Gli “evasori”, spesso indispensabili al sostentamento della famiglia, intraprendono la loro carriera nei vicoli dei “quartieri spagnoli”, nei bari, nei cantieri fuorilegge, nei mercati di Forcella e della Duchesca…
A Forcella abbiamo intervistato un gruppo di giovani contrabbandieri e truffatori. La storia di uno di loro ci sembra esemplare; il padre faceva bauli in una bottega artigiana, rimase senza occupazione quando la richiesta dei suoi manufatti incominciò a decrescere. Allora anche il figlio si mise a lavorare, tentò diverse strade, garzone, ambulante, apprendista in una piccola tipografia. Ma il lavoro non durava, e il ragazzo aveva sempre sotto gli occhi il fallimento del padre. “Non mi andava di fare quella vita, di arrivare a cinquant’anni con una paga miserabile, e mai sicura.
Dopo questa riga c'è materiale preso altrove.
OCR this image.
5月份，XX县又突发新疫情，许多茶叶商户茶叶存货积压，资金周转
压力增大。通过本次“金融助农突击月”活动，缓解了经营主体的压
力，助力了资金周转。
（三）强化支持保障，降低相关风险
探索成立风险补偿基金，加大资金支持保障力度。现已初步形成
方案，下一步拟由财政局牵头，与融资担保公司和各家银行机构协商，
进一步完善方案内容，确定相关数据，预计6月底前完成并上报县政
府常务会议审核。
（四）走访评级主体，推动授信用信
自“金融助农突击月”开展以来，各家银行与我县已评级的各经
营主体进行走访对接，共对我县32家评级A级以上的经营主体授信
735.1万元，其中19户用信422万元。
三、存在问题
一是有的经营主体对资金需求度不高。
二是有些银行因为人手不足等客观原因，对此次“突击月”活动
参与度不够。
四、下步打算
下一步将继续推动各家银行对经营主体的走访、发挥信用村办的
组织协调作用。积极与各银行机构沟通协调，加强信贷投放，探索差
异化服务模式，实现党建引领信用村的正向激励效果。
Così mi sono messo con qualche amico e ho incominciato a spacciare le sigarette, poi a truffare. Faccio finta di voler venere un televisore a basso prezzo, ma poi scambio il pacco e al cliente consegno qualche chilo di pietre incartate”. Con trucchi di questo tipo riesce a guadagnare circa trentamila lire al mese. “Ma smetterei subito – se qualcuno mi offrisse un lavoro vero, una paga giusta”.
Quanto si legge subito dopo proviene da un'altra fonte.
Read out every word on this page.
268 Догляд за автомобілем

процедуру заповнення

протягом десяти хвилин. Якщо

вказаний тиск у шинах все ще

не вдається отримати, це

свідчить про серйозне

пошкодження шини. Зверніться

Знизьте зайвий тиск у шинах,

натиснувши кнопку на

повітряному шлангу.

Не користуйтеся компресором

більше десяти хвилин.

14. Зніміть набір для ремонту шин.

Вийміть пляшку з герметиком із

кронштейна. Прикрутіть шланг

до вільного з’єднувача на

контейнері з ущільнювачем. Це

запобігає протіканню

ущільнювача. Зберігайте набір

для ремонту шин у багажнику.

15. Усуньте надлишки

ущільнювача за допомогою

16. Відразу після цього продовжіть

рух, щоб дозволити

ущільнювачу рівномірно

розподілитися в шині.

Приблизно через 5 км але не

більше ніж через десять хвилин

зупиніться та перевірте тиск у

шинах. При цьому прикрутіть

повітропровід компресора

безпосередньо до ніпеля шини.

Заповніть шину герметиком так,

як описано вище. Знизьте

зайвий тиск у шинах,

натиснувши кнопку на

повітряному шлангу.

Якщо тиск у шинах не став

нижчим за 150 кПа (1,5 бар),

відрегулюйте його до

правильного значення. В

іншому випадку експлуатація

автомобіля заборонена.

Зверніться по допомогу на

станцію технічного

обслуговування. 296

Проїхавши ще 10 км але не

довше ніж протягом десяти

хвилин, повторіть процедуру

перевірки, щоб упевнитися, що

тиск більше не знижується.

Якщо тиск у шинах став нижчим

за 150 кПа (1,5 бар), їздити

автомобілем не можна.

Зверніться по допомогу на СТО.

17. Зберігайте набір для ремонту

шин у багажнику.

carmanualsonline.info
…Le vere tragedie della segregazione e dell’abbandono esplodono nei quartieri periferici come Secondigliano, come il ione Traiano. Quest’ultimo, in particolare, ha le umilianti caratteristiche di un ghetto per diseredati. Il quartiere giace su un’area adibita a deposito di rifiuti. Il terreno è instabile, una scuola è sprofondata prima della inaugurazione, molte strade sono spaccate, interrotte per crepe e crolli. Valloni pieni di immondizia costeggiano l’abitato, i ragazzi giocano sull’orlo di questi fossi infetti e pericolosi.
Al rione Traiano, la cui costruzione fu iniziata nel 1959, vivono circa sessantamila persone, in un numero di vani progettato per ventiseimila. Gran parte dei palazzi sono già in condizioni penose, sbrecciati e decaduti, costruiti con materiali scadenti, gli intonaci scrostati, le scale malsicure. L’illuminazione pubblica non funziona, una palazzina è priva di finestre. Sulle strade, di tanto in tanto si scorge una baracca di legno e lamiera, ove si vendono le solite sigarette, o mobili usati e miserevoli. E’ gente che tenta ti riprodurre in questa solitudine i piccoli commerci che esercitava nel vicolo d’origine. Ma i clienti non ci sono, i poveri sono troppi, troppo lontani tra loro. Non si vende niente, non ci si “arrangia” più, e il lavoro, naturalmente, non si trova.